Поколенники

Как их не любить? Как не «лю», как не «бить»?.. Это я - о детях.
Поколенники - росточком по колено, они всегда на голову выше нас.   
Скрашивая свой утренний досуг ленным истязанием нянечек, они поджидают, пасущихся на вольных хлебах, отцов, чтоб напомнить им о матери!

Прибегаю с работы.
- Здравствуй пусичка! Здравствуй мусичка! – щебечу от порога, всем сердцем готовый к «лю».
- Кафетка! - тянет ручонку мелкая стяжательница.
- Ну и кто у нас обнимет папочку?
- Кафетка!!
Взор медовых глаз непреклонен.
- Кто поцелует?..
- Кафетка!!!
И всё. «Лю» повисает на хилом волоске истончающегося терпения.
- Папочка тебя, конечно же, очень любит, - произношу я нарочито медленно, - но, запросто может и навалять! 
- Кафетка-а-а-а!!!
Малышка захлёбывается. Мать вспоминается.

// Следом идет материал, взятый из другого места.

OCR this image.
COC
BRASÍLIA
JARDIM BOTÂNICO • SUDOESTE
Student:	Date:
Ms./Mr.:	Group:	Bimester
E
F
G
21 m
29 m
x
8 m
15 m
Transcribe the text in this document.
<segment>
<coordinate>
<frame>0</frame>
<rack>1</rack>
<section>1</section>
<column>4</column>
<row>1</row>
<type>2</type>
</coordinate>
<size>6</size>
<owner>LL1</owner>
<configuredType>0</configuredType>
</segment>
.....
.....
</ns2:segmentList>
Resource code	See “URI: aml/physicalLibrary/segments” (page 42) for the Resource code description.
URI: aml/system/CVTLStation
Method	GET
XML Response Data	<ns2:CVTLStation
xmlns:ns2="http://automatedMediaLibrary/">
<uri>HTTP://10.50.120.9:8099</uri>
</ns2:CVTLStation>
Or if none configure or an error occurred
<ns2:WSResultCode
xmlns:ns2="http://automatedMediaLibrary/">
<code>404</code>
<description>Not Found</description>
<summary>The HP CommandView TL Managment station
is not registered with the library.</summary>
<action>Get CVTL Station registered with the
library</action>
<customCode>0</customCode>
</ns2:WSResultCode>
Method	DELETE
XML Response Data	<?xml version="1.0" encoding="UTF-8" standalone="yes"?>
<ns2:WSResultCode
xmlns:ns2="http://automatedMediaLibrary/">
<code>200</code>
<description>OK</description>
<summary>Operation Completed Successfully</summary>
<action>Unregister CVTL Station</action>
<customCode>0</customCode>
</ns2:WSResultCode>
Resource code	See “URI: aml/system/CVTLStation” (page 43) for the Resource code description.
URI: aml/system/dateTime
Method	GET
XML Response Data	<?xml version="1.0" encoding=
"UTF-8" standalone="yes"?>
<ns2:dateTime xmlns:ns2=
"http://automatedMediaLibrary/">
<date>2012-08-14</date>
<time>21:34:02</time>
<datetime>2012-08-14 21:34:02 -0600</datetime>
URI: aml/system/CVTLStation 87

Да, мы - их владыки, и мы же их рабы. Мечемся между «лю» и «лей», не зная, чем одарить раньше, и оттого чаще всего объединяем. 
Итак, после соплей и ссылки в прямой угол, моё «лю» снова крепнет, и я, исхлёстанный совесть, подсовываю, наконец, стяжательнице долгожданную конфетку.
- Хочешь гулять? – интересуюсь.
- Гувать! - пускает шоколадные слюнки моя малютка. – Зайка гувать!
- С зайкой, конечно же, с зайкой! 
Её величество позволяют себя одеть и водрузить в коляску.
- Де зайка? – вопрошает она повелительно.
- Извольте! – вручаю ей требуемую игрушку, и мелкая проказа тут же запускает её чертям собачьим. Её реснички при этом невинно хлопают.
- Де зайка?!
Подаю ещё раз. И вновь ушастая тварь отправляется наотмашь.
- Де зайка?
Мать вспоминается. Зайка четвертуется.

После монолога с посинением, и неудачной попытки склеить «косого» скотчем, запихиваем плюшевые останки в кулёк, бережно прижимаем их к груди, и несёмся на двор, как есть – на ходу запрыгивая в шорты, майку и тапки.
На воздухе хорошо – там не резонирует. К тому же улица успокаивает картинами страданий других таких же счастливцев.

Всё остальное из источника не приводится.